Le 10 juin 1560, dans une assemblée tenue à l'hôtel de ville, à laquelle assistait Antoine de Bertin, lieutenant général au bailliage, le maïeur Claude Vuion exposa que plusieurs habitants avaient l'intention de présenter une requête au roi, à l'effet d'obtenir l'autorisation d'ouvrir un temple. Sur ce, le lieutenant général envoya immédiatement chercher un tabellion nommé Laleane, lequel déclara que, le jour même, il avait dressé une procuration signée par environ deux cent soixante habitants de la ville et des environs, qui suppliaient Sa Majesté de leur accorder un local pour l'exercice de leur religion. Antoine de Bertin, zélé catholique, s'opposa fortement à cette requête ; par suite de ces remontrances, elle fut désavouée, et, séance tenante, il fut décidé qu'on adresserait au roi une contre-requête, pour solliciter l'interdiction d'un temple et de toute religion différente de celle qu'on avait pratiquée jusqu'alors.

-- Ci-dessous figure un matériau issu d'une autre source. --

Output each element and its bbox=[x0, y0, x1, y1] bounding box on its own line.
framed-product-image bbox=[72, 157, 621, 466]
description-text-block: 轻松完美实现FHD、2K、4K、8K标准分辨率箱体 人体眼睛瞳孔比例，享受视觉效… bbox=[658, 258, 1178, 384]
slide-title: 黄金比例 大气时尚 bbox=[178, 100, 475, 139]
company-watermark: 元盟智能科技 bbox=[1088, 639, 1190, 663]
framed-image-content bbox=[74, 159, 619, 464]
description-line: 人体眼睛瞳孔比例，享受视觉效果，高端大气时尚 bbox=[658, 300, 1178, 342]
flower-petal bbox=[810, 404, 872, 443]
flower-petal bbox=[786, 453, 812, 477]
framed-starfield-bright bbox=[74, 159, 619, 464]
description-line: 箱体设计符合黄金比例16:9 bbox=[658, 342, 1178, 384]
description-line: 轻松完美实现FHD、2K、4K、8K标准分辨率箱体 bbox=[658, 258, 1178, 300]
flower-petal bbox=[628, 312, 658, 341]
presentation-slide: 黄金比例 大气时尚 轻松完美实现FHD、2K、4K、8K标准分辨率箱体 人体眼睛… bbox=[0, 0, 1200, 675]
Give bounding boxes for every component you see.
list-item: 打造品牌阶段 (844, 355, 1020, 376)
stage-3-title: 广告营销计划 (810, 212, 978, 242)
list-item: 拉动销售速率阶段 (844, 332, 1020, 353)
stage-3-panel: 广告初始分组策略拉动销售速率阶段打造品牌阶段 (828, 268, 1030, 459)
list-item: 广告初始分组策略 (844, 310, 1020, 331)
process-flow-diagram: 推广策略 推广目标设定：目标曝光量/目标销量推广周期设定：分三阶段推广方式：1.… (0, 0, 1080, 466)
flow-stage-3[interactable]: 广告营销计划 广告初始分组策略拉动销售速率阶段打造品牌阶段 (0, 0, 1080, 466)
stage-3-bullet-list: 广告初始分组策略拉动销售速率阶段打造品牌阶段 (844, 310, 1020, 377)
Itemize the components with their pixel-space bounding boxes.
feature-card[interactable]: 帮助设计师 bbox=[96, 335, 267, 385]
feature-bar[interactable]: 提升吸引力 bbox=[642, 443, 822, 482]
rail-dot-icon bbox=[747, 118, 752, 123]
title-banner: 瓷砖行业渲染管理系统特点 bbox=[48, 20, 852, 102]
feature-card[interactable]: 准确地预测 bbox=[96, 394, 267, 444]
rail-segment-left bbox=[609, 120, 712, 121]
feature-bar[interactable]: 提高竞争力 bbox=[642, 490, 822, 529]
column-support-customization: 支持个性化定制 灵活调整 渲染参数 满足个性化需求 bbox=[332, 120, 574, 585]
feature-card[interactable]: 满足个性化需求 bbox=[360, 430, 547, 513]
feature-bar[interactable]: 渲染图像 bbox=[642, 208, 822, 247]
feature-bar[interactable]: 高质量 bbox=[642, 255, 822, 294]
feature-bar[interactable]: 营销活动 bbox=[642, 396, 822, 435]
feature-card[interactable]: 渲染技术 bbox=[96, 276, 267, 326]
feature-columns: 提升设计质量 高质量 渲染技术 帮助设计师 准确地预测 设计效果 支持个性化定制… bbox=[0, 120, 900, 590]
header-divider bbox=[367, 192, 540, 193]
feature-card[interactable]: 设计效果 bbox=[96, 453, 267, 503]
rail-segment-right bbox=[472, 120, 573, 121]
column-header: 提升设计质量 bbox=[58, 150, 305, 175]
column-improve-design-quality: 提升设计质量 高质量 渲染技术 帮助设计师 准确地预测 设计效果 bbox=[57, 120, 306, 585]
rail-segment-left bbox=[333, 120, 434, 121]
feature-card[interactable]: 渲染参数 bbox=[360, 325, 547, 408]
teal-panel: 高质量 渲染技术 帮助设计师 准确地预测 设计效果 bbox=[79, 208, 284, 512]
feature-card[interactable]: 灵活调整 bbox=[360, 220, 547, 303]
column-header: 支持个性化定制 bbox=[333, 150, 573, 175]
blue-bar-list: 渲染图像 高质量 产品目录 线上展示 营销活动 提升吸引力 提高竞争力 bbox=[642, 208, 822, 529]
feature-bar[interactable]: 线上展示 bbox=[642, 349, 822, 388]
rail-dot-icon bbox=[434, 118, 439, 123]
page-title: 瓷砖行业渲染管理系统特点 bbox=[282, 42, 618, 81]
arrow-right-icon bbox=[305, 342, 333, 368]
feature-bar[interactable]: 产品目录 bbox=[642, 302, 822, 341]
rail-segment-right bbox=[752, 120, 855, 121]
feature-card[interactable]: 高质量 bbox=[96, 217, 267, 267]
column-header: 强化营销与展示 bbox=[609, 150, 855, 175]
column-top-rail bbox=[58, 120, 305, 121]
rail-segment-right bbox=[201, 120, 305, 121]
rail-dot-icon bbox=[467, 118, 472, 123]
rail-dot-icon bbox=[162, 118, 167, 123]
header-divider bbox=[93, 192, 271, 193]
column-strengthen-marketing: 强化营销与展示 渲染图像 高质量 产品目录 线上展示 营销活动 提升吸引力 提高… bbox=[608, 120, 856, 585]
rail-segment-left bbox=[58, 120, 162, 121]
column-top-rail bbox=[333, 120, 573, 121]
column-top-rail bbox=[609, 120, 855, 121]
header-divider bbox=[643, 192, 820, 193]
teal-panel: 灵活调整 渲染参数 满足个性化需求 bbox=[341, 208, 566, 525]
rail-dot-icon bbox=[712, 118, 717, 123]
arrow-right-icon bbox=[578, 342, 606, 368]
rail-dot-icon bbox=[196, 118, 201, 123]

De pareilles discussions ne pouvaient amener que troubles et malheurs ; déjà des luttes violentes avaient ensanglanté la ville. Le jour de l'Ascension de cette année 1561, il s'éleva un grand tumulte causé par le sermon d'un carme de la ville de Montreuil. Les protestants, au nombre de plus de deux cents, s'étaient réunis pour prier et chanter des cantiques en public ; les catholiques, excités par la prédication du carme, les attaquèrent : la mêlée fut si vive et la violence portée à un tel point, que le père ne connaissait plus le fils ni le fils le père. De Bertin dressa un procès-verbal, qu'il envoya au roi, au duc de Guise et au cardinal de Lorraine. Le lieutenant civil d'Amiens fut commis pour informer ; beaucoup d'arrestations eurent lieu ; les prisonniers furent dirigés sur Amiens, où ils restèrent trois mois, puis ils furent relâchés et renvoyés sous caution. Le cardinal de Pellevé, évêque d'Amiens, se rendit à Montdidier peu de temps après cette affaire, avec Jacques d'Humières, gouverneur général des trois villes, et il fit une procession solennelle pour l'extinction de l'hérésie.